Here’s what I know. I know I will miss Anders the way he is at this age. That’s why I take pictures and write down the adorable things he says, and that’s why I always stop what I’m doing when he says, “Mommy, let’s snuggle.” That’s why I kiss him about a hundred times a day, trying to suck all of that plump youth out of his cheeks and onto my lips for safe keeping. 

But I also know that I will not miss this stage of parenting. I just won’t. It’s both more challenging and more boring (and rewarding, but that doesn’t make it any less challenging or less boring) than any of the other seasons of life I’ve done, including the one where I worked two jobs while carrying eighteen credit hours and planning a wedding. For me and my personality and my particular blend of strengths and weaknesses, these are just not my most favorite years. “It’s a season,” I keep telling myself. But all of this forever, unchanging green outside isn’t helping to remind me, which is why I’m grateful for your perspective. 

For me, right now, Preschool is a way of leaning into the curve, of truly exhausting the season, of making the most of it, of running into it instead of running from it. And not for the sake of some future me who will nostalgically wish for this or that, but for present-tense me who chose this, and who now wants to do it well. 

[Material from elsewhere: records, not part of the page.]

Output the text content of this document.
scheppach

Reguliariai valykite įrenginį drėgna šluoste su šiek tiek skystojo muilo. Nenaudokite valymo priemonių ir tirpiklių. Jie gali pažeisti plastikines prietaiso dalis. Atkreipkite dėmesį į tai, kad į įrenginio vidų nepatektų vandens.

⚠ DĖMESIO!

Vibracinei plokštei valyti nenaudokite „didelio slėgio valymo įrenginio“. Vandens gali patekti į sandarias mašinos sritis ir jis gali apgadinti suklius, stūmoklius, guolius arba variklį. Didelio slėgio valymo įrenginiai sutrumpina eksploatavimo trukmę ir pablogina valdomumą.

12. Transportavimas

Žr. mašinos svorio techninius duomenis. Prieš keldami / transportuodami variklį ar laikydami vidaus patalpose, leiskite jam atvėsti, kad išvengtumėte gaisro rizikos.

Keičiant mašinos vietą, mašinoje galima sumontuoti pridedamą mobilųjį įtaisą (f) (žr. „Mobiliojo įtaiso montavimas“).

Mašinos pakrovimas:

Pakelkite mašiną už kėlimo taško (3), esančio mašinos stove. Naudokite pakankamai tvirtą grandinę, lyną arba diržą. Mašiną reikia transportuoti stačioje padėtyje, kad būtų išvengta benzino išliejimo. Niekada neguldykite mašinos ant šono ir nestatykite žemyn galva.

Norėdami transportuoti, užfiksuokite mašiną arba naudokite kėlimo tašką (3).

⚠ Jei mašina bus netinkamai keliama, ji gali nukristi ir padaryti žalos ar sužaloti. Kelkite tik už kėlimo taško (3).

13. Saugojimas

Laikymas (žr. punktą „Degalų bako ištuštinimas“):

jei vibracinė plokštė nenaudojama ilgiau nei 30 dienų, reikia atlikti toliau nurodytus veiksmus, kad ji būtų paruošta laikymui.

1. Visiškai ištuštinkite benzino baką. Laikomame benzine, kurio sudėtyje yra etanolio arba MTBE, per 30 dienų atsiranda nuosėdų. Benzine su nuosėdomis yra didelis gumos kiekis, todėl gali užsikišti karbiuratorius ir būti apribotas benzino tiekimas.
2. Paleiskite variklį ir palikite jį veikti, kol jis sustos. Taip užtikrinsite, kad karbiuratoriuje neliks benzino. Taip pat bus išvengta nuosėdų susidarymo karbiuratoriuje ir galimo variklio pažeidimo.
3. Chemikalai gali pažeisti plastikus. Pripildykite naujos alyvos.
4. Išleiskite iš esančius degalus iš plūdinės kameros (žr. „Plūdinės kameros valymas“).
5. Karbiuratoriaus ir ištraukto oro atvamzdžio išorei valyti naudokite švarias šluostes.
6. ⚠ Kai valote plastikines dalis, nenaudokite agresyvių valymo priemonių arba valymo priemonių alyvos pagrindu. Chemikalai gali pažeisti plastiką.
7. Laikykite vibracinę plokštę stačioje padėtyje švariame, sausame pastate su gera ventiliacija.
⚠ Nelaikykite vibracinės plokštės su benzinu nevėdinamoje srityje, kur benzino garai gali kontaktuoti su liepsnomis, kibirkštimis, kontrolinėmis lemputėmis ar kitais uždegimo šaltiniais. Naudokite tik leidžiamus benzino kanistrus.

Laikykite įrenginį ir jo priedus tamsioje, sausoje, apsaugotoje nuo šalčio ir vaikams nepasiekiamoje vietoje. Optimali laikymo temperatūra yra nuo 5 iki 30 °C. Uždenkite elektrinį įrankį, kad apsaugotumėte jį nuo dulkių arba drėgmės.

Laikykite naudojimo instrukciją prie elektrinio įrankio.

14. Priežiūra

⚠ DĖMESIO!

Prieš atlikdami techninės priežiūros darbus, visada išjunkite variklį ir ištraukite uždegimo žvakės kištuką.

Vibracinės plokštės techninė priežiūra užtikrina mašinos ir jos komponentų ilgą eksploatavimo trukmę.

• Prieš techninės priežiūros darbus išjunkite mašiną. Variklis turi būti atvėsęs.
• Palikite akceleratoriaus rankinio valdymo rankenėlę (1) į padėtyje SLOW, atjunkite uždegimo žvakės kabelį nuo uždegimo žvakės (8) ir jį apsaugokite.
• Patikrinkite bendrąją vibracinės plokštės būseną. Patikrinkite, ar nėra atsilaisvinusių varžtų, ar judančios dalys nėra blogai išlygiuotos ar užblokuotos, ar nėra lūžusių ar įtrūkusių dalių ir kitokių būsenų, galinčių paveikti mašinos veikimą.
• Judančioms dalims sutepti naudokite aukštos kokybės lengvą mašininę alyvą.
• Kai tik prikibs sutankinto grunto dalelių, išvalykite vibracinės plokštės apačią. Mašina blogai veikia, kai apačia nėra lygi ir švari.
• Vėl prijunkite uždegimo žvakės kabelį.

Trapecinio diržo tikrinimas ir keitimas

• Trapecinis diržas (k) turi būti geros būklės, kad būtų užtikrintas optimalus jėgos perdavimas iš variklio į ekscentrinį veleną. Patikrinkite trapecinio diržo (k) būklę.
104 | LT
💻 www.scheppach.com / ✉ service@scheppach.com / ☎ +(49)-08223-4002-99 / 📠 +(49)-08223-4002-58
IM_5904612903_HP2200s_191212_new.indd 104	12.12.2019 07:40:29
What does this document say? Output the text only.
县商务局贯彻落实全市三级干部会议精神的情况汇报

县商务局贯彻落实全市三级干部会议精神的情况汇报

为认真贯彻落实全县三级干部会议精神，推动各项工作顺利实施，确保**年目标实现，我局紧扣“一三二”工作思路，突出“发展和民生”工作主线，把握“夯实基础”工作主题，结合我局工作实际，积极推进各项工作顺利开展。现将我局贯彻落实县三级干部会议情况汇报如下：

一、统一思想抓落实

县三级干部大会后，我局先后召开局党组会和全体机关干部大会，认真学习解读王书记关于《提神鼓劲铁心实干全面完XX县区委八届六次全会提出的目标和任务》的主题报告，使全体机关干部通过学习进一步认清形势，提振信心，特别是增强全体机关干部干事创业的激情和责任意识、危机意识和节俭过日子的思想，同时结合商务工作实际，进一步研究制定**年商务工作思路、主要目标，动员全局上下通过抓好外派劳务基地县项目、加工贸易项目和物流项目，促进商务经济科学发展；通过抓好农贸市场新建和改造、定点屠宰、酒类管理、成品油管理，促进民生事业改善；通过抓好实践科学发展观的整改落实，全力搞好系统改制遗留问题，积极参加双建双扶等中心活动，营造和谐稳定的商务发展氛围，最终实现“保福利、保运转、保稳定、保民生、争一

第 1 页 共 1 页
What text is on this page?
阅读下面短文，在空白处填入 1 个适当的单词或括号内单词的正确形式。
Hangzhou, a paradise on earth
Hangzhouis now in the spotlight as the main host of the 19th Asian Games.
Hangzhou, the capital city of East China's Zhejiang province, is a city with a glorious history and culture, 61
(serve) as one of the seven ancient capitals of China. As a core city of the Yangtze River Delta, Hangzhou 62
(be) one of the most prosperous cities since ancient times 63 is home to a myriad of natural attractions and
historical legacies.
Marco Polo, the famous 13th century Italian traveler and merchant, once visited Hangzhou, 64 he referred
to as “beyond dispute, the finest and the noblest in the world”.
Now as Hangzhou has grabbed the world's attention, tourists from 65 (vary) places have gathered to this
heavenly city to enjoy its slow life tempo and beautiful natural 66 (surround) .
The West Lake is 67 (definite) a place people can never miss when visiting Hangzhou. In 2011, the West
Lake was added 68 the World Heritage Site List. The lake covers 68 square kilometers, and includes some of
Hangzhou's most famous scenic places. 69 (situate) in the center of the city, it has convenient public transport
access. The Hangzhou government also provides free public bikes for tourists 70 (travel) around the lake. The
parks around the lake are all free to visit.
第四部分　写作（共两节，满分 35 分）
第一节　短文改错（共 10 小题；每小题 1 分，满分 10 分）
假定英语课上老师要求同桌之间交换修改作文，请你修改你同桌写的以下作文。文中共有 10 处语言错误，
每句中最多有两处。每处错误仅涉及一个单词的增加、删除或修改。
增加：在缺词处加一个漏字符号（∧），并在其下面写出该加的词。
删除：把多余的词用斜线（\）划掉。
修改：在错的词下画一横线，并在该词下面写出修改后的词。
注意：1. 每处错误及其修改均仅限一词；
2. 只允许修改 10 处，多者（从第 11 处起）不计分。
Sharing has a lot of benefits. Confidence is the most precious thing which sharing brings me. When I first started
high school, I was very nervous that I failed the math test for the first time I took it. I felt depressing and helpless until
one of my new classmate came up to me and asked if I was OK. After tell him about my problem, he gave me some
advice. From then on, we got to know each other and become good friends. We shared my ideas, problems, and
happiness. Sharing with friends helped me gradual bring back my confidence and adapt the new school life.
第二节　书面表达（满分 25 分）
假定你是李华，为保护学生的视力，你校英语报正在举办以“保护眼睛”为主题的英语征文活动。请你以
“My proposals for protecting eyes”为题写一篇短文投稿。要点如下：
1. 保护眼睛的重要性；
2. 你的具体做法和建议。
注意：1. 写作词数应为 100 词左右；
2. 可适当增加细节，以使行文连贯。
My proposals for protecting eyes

Last night at our small group meeting, we listened to a sermon from Tim Doering, a pastor from a church in Pennsylvania who travels out to Indonesia to minister to our team. It’s about hope. I’m sure you’d love the whole thing if you have a chance to listen, especially in light of our last couple of letters, but the memorable phrase that ties it all together is: “Don’t cope, hope.” Now the term “hoping mechanism” keeps coming into my mind. Plopping an iPad into my son’s hands for a few spare moments of silence: that’s a coping mechanism. That’s fine. But stuffing your kid into snow pants for a cold walk in a place where you can breathe deep? That’s a hoping mechanism. That’s saying, There’s something important and worthwhile happening here, in this day, in this week, in this season, and I’m not going to miss it. 

Even if I have to pry my eye open with my thumb and pointer finger.